Mito Study Roundup: Studies Available for Patients, Caregivers

Mito Study Roundup: Studies Available for Patients, Caregivers

Updated 2/8/24, 11:57 ET am

We all want more and better therapies for mitochondrial disease, and to achieve this goal we need patients who are willing to help by participating in clinical research even when no drug is being tested. Please consider engaging in one or more of the non-drug clinical research opportunities below. If you have questions about any of these studies or are unsure of your diagnosis, feel free to contact UMDF’s science team or speak with your healthcare provider. We are here to help!

Online Survey for TK2d Patients and their Caregivers — Closing February 15, 2024

  • Goal: To support an accurate understanding of TK2d and the impact to caregivers and people with TK2d.
  • Why participate? Research is needed to document evidence about the signs, symptoms and challenges that TK2d imposes on individuals and families.
  • Enrolling those 18 and older, who have a genetically confirmed diagnosis of TK2d and who have not received nucleoside therapy on a clinical trial, and their caregivers.
  • No travel or clinic visits – typically 60 minutes of your time.
  • €60 (or local currency equivalent) gift voucher compensation upon completion of survey.
  • Click HERE to learn more about the study!
  • This study is being conducted by Rare Disease Research Partners.
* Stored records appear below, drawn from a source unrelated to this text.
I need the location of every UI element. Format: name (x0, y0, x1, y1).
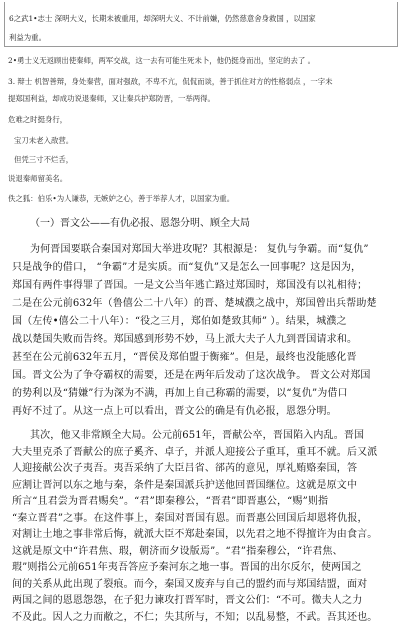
body-line: 国（左传•僖公二十八年）：“役之三月，郑伯如楚致其师” ）。结果，城濮之 (12, 316, 347, 327)
body-line: 战以楚国失败而告终。郑国感到形势不妙，马上派大夫子人九到晋国请求和。 (12, 334, 358, 345)
body-line: 两国之间的恩恩怨怨，在子犯力谏攻打晋军时，晋文公们：“不可。微夫人之力 (12, 595, 363, 607)
body-line: 甚至在公元前632年五月，“晋侯及郑伯盟于衡雍”。但是，最终也没能感化晋 (12, 352, 357, 363)
body-line: 大夫里克杀了晋献公的庶子奚齐、卓子，并派人迎接公子重耳，重耳不就。后又派 (12, 446, 378, 458)
body-line: 这就是原文中“许君焦、瑕，朝济而夕设版焉”。“君”指秦穆公，“许君焦、 (12, 545, 343, 557)
poem-line-4: 说退秦师留美名。 (8, 174, 68, 183)
body-line: 只是战争的借口， “争霸”才是实质。而“复仇”又是怎么一回事呢？这是因为， (12, 262, 362, 273)
intro-box (4, 2, 398, 47)
note-rhetoric-1: 3. 辩士 机智善辩，身处秦营，面对强敌，不卑不亢，侃侃而谈，善于抓住对方的性格弱点 ，一字未 (8, 77, 333, 86)
section-heading: （一）晋文公——有仇必报、恩怨分明、顾全大局 (30, 218, 250, 229)
note-courage: 2•勇士义无返顾出使秦师，两军交战，这一去有可能生死未卜，他仍挺身而出，坚定的去了 。 (8, 56, 316, 65)
body-line: 瑕”则指公元前651年夷吾答应予秦河东之地一事。晋国的出尔反尔，使两国之 (12, 562, 362, 574)
body-line: 不及此。因人之力而敝之，不仁；失其所与，不知；以乱易整，不武。吾其还也。 (12, 611, 378, 623)
body-line: 对割让土地之事非常后悔，就派大臣不郑赴秦国，以先君之地不得擅许为由食言。 (12, 529, 378, 541)
body-line: 其次，他又非常顾全大局。公元前651年，晋献公卒，晋国陷入内乱。晋国 (30, 430, 365, 441)
body-line: 人迎接献公次子夷吾。夷吾采纳了大臣吕省、郤芮的意见，厚礼贿赂秦国，答 (12, 463, 358, 474)
body-line: 国。晋文公为了争夺霸权的需要，还是在两年后发动了这次战争。 晋文公对郑国 (12, 370, 371, 381)
body-line: 的势利以及“猜嫌”行为深为不满，再加上自己称霸的需要，以“复仇”为借口 (12, 388, 348, 399)
intro-box-line-2: 利益为重。 (9, 33, 46, 42)
poem-line-1: 危难之时挺身行， (8, 115, 68, 124)
note-rhetoric-2: 提郑国利益，却成功说退秦师，又让秦兵护郑防晋，一举两得。 (8, 94, 215, 103)
note-yi-zhi-hu: 佚之狐：伯乐•为人谦恭，无嫉妒之心，善于举荐人才，以国家为重。 (8, 194, 235, 203)
body-line: 应割让晋河以东之地与秦，条件是秦国派兵护送他回晋国继位。这就是原文中 (12, 479, 358, 491)
body-line: 二是在公元前632年（鲁僖公二十八年）的晋、楚城濮之战中，郑国曾出兵帮助楚 (12, 298, 377, 309)
body-line: 为何晋国要联合秦国对郑国大举进攻呢？其根源是： 复仇与争霸。而“复仇” (30, 244, 369, 255)
body-line: “秦立晋君”之事。在这件事上，秦国对晋国有恩。而晋惠公回国后却恩将仇报， (12, 512, 368, 524)
body-line: 郑国有两件事得罪了晋国。一是文公当年逃亡路过郑国时，郑国没有以礼相待； (12, 280, 368, 291)
poem-line-3: 但凭三寸不烂舌， (14, 155, 74, 164)
intro-box-line-1: 6之武1•志士 深明大义，长期未被重用，却深明大义、不计前嫌，仍然慈意舍身救国 ，以国家 (9, 14, 316, 23)
poem-line-2: 宝刀未老入敌营。 (14, 136, 74, 145)
body-line: 所言“且君尝为晋君赐矣”。“君”即秦穆公，“晋君”即晋惠公，“赐”则指 (12, 496, 329, 508)
body-line: 再好不过了。从这一点上可以看出，晋文公的确是有仇必报，恩怨分明。 (12, 406, 337, 417)
body-line: 间的关系从此出现了裂痕。而今，秦国又废弃与自己的盟约而与郑国结盟，面对 (12, 578, 368, 590)
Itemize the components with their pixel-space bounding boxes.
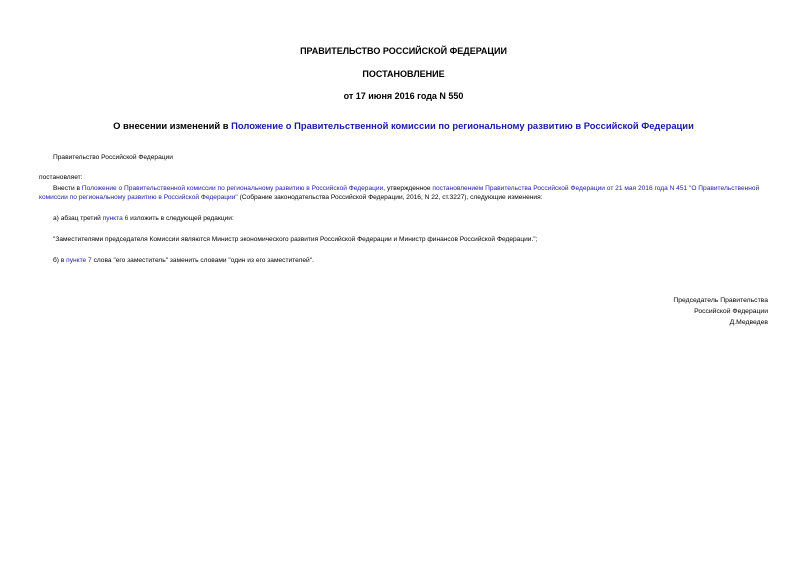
government-heading: ПРАВИТЕЛЬСТВО РОССИЙСКОЙ ФЕДЕРАЦИИ bbox=[300, 46, 507, 56]
signature-name: Д.Медведев bbox=[729, 319, 768, 326]
quote-text: "Заместителями председателя Комиссии являются Министр экономического развития Российской Федерации и Министр финансов Российской Федерации."; bbox=[53, 236, 538, 243]
pb-item7-link[interactable]: пункте 7 bbox=[66, 257, 92, 264]
signature-line-1: Председатель Правительства bbox=[673, 297, 768, 304]
paragraph-a bbox=[53, 214, 234, 223]
pb-text1: б) в bbox=[53, 257, 67, 264]
signature-line-2: Российской Федерации bbox=[694, 308, 768, 315]
pa-text2: изложить в следующей редакции: bbox=[128, 215, 234, 222]
pb-text2: слова "его заместитель" заменить словами "один из его заместителей". bbox=[91, 257, 314, 264]
pa-text1: а) абзац третий bbox=[53, 215, 103, 222]
doc-type-heading: ПОСТАНОВЛЕНИЕ bbox=[362, 69, 445, 79]
pa-item6-link[interactable]: пункта 6 bbox=[102, 215, 129, 222]
decree-text: постановляет: bbox=[39, 174, 83, 181]
p1-text1: Внести в bbox=[53, 185, 82, 192]
date-number-heading: от 17 июня 2016 года N 550 bbox=[343, 91, 464, 101]
paragraph-1 bbox=[39, 184, 771, 202]
title-prefix: О внесении изменений в bbox=[113, 120, 232, 131]
p1-text3: (Собрание законодательства Российской Федерации, 2016, N 22, ст.3227), следующие изменения: bbox=[237, 194, 543, 201]
paragraph-b bbox=[53, 256, 314, 265]
title-regulation-link[interactable]: Положение о Правительственной комиссии по региональному развитию в Российской Федерации bbox=[231, 120, 694, 131]
p1-text2: , утвержденное bbox=[383, 185, 433, 192]
p1-resolution-link[interactable]: постановлением Правительства Российской Федерации от 21 мая 2016 года N 451 "О Правительственной комиссии по региональному развитию в Российской Федерации" bbox=[39, 185, 760, 201]
intro-text: Правительство Российской Федерации bbox=[53, 154, 173, 161]
document-title bbox=[0, 120, 807, 132]
p1-regulation-link[interactable]: Положение о Правительственной комиссии по региональному развитию в Российской Федерации bbox=[81, 185, 384, 192]
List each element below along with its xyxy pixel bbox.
Patient Perspective Interview for Adolescent Patients with a MELAS diagnosis

  • Goal: Conduct interviews with adolescent patients who are clinically and genetically diagnosed with MELAS to collect perspectives that will help shape how the effects of a drug in development will be assessed in an upcoming clinical trial
  • Open to English-speaking patients ages 12 – 17
  • Participants will receive $150 for completing two 45-minute interviews ($75 per interview) from the comfort of your home and at your convenience.
  • Contact or call (617) 720-0001 if interested.
  • This study is being conducted by Tisento Therapeutics.



Caregiver Perspective Study- Are you a father to a MELAS patient?
Update: 2/8/24 — This study is now fully recruited. 

  • Goal: Conduct a brief online survey with fathers of MELAS patients to better understand their perspective as a caregiver of a MELAS patient
  • Why participate? Understanding caregiver burden is an important topic when developing therapeutics, and the father perspective is under-researched. Please encourage any caregivers in your life to consider joining mitoSHARE and participate in this study.
  • Participants will receive a $25 gift card for their time upon completion of the study.
  • Click here to conduct the survey!
  • This study is being conducted by the Wisconsin School of Medicine.

Patient Perspective Survey for Patients with an m.3243A>G Mutation or MELAS diagnosis
Update: 1/24/24 — This study is now fully recruited.

  • Goal: Conduct a brief online survey with patients who have a genetically-confirmed 3243 mutation or a MELAS diagnosis to validate key aspects of a clinical development protocol to support a successful and impactful product development
  • Why participate? The 3243 mutation and a diagnosis of MELAS are common forms of adult mitochondrial disease for which significant interest exists in developing therapeutics. Lend your voice in developing better clinical trials!
  • Open to patients between the ages of 18-65, both male and female
  • Confirmed diagnosis of m.3243A>G or MELAS
  • This study is being conducted by Trinity Life Sciences.

Patient Perspective Interview for Patients with a mitochondrial disease diagnosis.
Update:  Phase 1 now complete; watch for Phase 2 launch soon

    • Goal: The study aims to identify the symptoms that have the greatest impact on quality-of-life for those with mitochondrial disease.
    • Why participate? This will help inform future research involving individuals with mitochondrial disease.
    • Open to patients in the United States who are at least 18 years of age
    • Contact if interested.
    • This study is being conducted by the University of Rochester.

Patient/Caregiver Perspective Interview to share your experience with mitochondrial disease.
Update: 11/16/23 — This study is now fully recruited. We’ll adjust this link should it reopen. 

  • Goal: To understand the journey and experiences of patients and caregivers of patients living with mitochondrial disease.
  • Why participate? Your stories and opinions will help industry partners gain a better understanding of the experiences of living with mitochondrial disease.
  • Participants should have two or more of the following symptoms, muscle weakness, difficulty eating, chewing or swallowing, difficulty breathing, loss of functional independence or motor milestones, facial weakness, including ptosis.
  • Participants will receive compensation for their time upon completion of the study.